Monday, October 30, 2006

Gotcha Day!

Tomorrow my husband and I will celebrate the children's gotcha day. Gotcha day for those of you who haven't adopted is the day you finalized the child's adoption and you officially "got" them. But for my husband and I, it is the day we "found" our children.
Three years ago we were living in an apartment in Kiev waiting to go back to the Adoption Center and look at all of the books of orphans. Ukraine had the policy that you do not preselect a child to adopt, you find them when in the country.
A date is set and you go with your translator to the Government Adoption Center and meet with a psychologist and look at photos and books from orphanages to select a child to see. You then travel usually by train to the city where the orphanage is and visit the child. You then decide if you would like to adopt the child. If not, back to the Adoption Center in Kiev and back to the books.
We had been in Kiev and selected a 2 year old boy to see. We traveled all night on the train and met with the director of the orphanage to arrange to see the child. I was so excited, scared, eager but when we went to his room we found a very sick, disabled and weak boy. I held him and cried. I was open to adopting a child with many disabilities but this child was not for us. This child needed 24 hour care for the rest of his life and I couldn't do it. I knew this was not to be my son. I still think about this little boy and pray he is cared for and loved.

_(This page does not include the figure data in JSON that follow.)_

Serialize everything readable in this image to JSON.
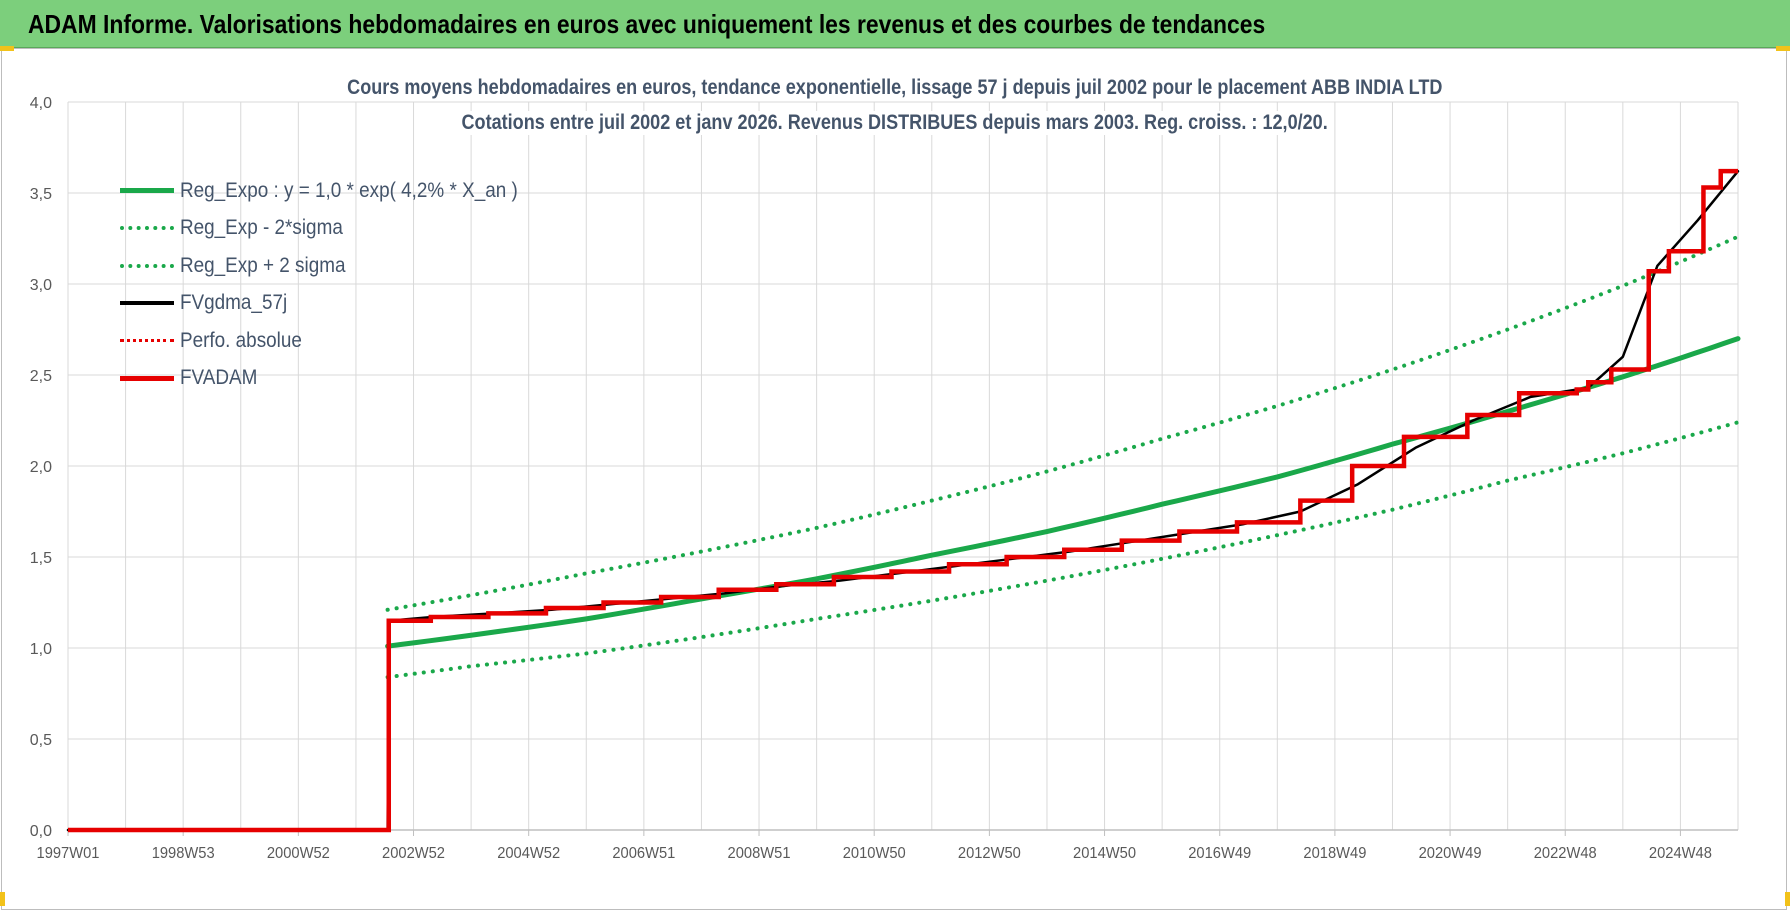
{
  "banner": {
    "title": "ADAM Informe. Valorisations hebdomadaires en euros avec uniquement les revenus et des courbes de tendances"
  },
  "colors": {
    "banner_bg": "#7ccf7c",
    "green_series": "#1aa84a",
    "black_series": "#000000",
    "red_series": "#e60000",
    "title_text": "#44546a",
    "grid": "#d9d9d9"
  },
  "chart_data": {
    "type": "line",
    "title": "Cours moyens hebdomadaires en euros, tendance exponentielle, lissage 57 j depuis juil 2002 pour le placement ABB INDIA LTD",
    "subtitle": "Cotations entre juil 2002 et janv 2026. Revenus DISTRIBUES depuis mars 2003. Reg. croiss. : 12,0/20.",
    "xlabel": "",
    "ylabel": "",
    "xlim": [
      1997.0,
      2026.0
    ],
    "ylim": [
      0,
      4.0
    ],
    "y_ticks": [
      "0,0",
      "0,5",
      "1,0",
      "1,5",
      "2,0",
      "2,5",
      "3,0",
      "3,5",
      "4,0"
    ],
    "x_ticks": [
      "1997W01",
      "1998W53",
      "2000W52",
      "2002W52",
      "2004W52",
      "2006W51",
      "2008W51",
      "2010W50",
      "2012W50",
      "2014W50",
      "2016W49",
      "2018W49",
      "2020W49",
      "2022W48",
      "2024W48"
    ],
    "grid": "on",
    "legend_position": "top-left",
    "series": [
      {
        "name": "Reg_Expo : y = 1,0 * exp( 4,2% *  X_an )",
        "style": "solid-thick",
        "color": "#1aa84a",
        "x": [
          2002.55,
          2004.0,
          2006.0,
          2008.0,
          2010.0,
          2012.0,
          2014.0,
          2016.0,
          2018.0,
          2020.0,
          2022.0,
          2024.0,
          2026.0
        ],
        "values": [
          1.01,
          1.07,
          1.16,
          1.27,
          1.38,
          1.51,
          1.64,
          1.79,
          1.94,
          2.12,
          2.3,
          2.49,
          2.7
        ]
      },
      {
        "name": "Reg_Exp - 2*sigma",
        "style": "dotted",
        "color": "#1aa84a",
        "x": [
          2002.55,
          2004.0,
          2006.0,
          2008.0,
          2010.0,
          2012.0,
          2014.0,
          2016.0,
          2018.0,
          2020.0,
          2022.0,
          2024.0,
          2026.0
        ],
        "values": [
          0.84,
          0.9,
          0.97,
          1.06,
          1.16,
          1.26,
          1.37,
          1.49,
          1.62,
          1.76,
          1.92,
          2.07,
          2.24
        ]
      },
      {
        "name": "Reg_Exp + 2 sigma",
        "style": "dotted",
        "color": "#1aa84a",
        "x": [
          2002.55,
          2004.0,
          2006.0,
          2008.0,
          2010.0,
          2012.0,
          2014.0,
          2016.0,
          2018.0,
          2020.0,
          2022.0,
          2024.0,
          2026.0
        ],
        "values": [
          1.21,
          1.29,
          1.41,
          1.53,
          1.66,
          1.81,
          1.97,
          2.15,
          2.33,
          2.53,
          2.75,
          2.99,
          3.26
        ]
      },
      {
        "name": "FVgdma_57j",
        "style": "solid",
        "color": "#000000",
        "x": [
          1997.0,
          2002.55,
          2002.57,
          2003.3,
          2004.4,
          2005.4,
          2006.4,
          2007.4,
          2008.4,
          2009.4,
          2010.4,
          2011.4,
          2012.4,
          2013.4,
          2014.4,
          2015.4,
          2016.4,
          2017.4,
          2018.4,
          2019.4,
          2020.4,
          2021.4,
          2022.4,
          2023.4,
          2024.0,
          2024.6,
          2025.3,
          2026.0
        ],
        "values": [
          0.0,
          0.0,
          1.15,
          1.17,
          1.19,
          1.21,
          1.24,
          1.27,
          1.3,
          1.34,
          1.37,
          1.41,
          1.45,
          1.49,
          1.53,
          1.58,
          1.63,
          1.68,
          1.75,
          1.9,
          2.1,
          2.25,
          2.38,
          2.43,
          2.6,
          3.1,
          3.35,
          3.62
        ]
      },
      {
        "name": "Perfo. absolue",
        "style": "dotted",
        "color": "#e60000",
        "x": [],
        "values": []
      },
      {
        "name": "FVADAM",
        "style": "step-thick",
        "color": "#e60000",
        "x": [
          1997.0,
          2002.55,
          2002.57,
          2003.3,
          2004.3,
          2005.3,
          2006.3,
          2007.3,
          2008.3,
          2009.3,
          2010.3,
          2011.3,
          2012.3,
          2013.3,
          2014.3,
          2015.3,
          2016.3,
          2017.3,
          2018.4,
          2019.3,
          2020.2,
          2021.3,
          2022.2,
          2023.2,
          2023.4,
          2023.8,
          2024.45,
          2024.8,
          2025.4,
          2025.7,
          2026.0
        ],
        "values": [
          0.0,
          0.0,
          1.15,
          1.17,
          1.19,
          1.22,
          1.25,
          1.28,
          1.32,
          1.35,
          1.39,
          1.42,
          1.46,
          1.5,
          1.54,
          1.59,
          1.64,
          1.69,
          1.81,
          2.0,
          2.16,
          2.28,
          2.4,
          2.42,
          2.46,
          2.53,
          3.07,
          3.18,
          3.53,
          3.62,
          3.62
        ]
      }
    ]
  }
}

After returning to Kiev and meeting again with the Adoption Center we were shown a photo of another little boy who had just turned 3. The photo was him in a crib with the saddest look I had ever seen on a child. We said we would see him. Since we had hoped to adopt 2 children, I told them to show me the girls available. Even though it is difficult to find a girl, I knew I wanted to complete out family with a girl and I wanted my husband to have a girl to love and to adore him. We searched but I didn't get any feelings of wanting to see any child until the back of the book one of the last pages was a photo of an infant girl. She was 20 months old now but sick, blind and probably retarded. She was most likely a child of fetal German measles. They encouraged us to skip her but my heart went out to her.
The next day we left by train. The Sunny Orphanage had 300 children 0-3 years old and from what we saw they were very poor. I have traveled a lot in my life but Ukraine was poor.
We met with little Vladdy first, shy with big brown eyes. Small and non -verbal. This sad little boy came to us and I knew that he was meant to be our son.
Later we went to another building to see Masha. They brought her out to the waiting room and I started to weep. A blond pale child with scabs and sores all over her face and body (allergies and exzema) a blind small right eye and low vision left eye and it was evident that this little child couldn't see. But, I knew she was my daughter. Even when my husband said are you sure and the translators said we can find you a better one I knew that she was meant to be ours.
There is so much more I could say, the whole trip and month spent in Ukraine is a book waiting to be written. But tomorrow is the day-Halloween, when we found our children and to me it will always be their Gotcha Day.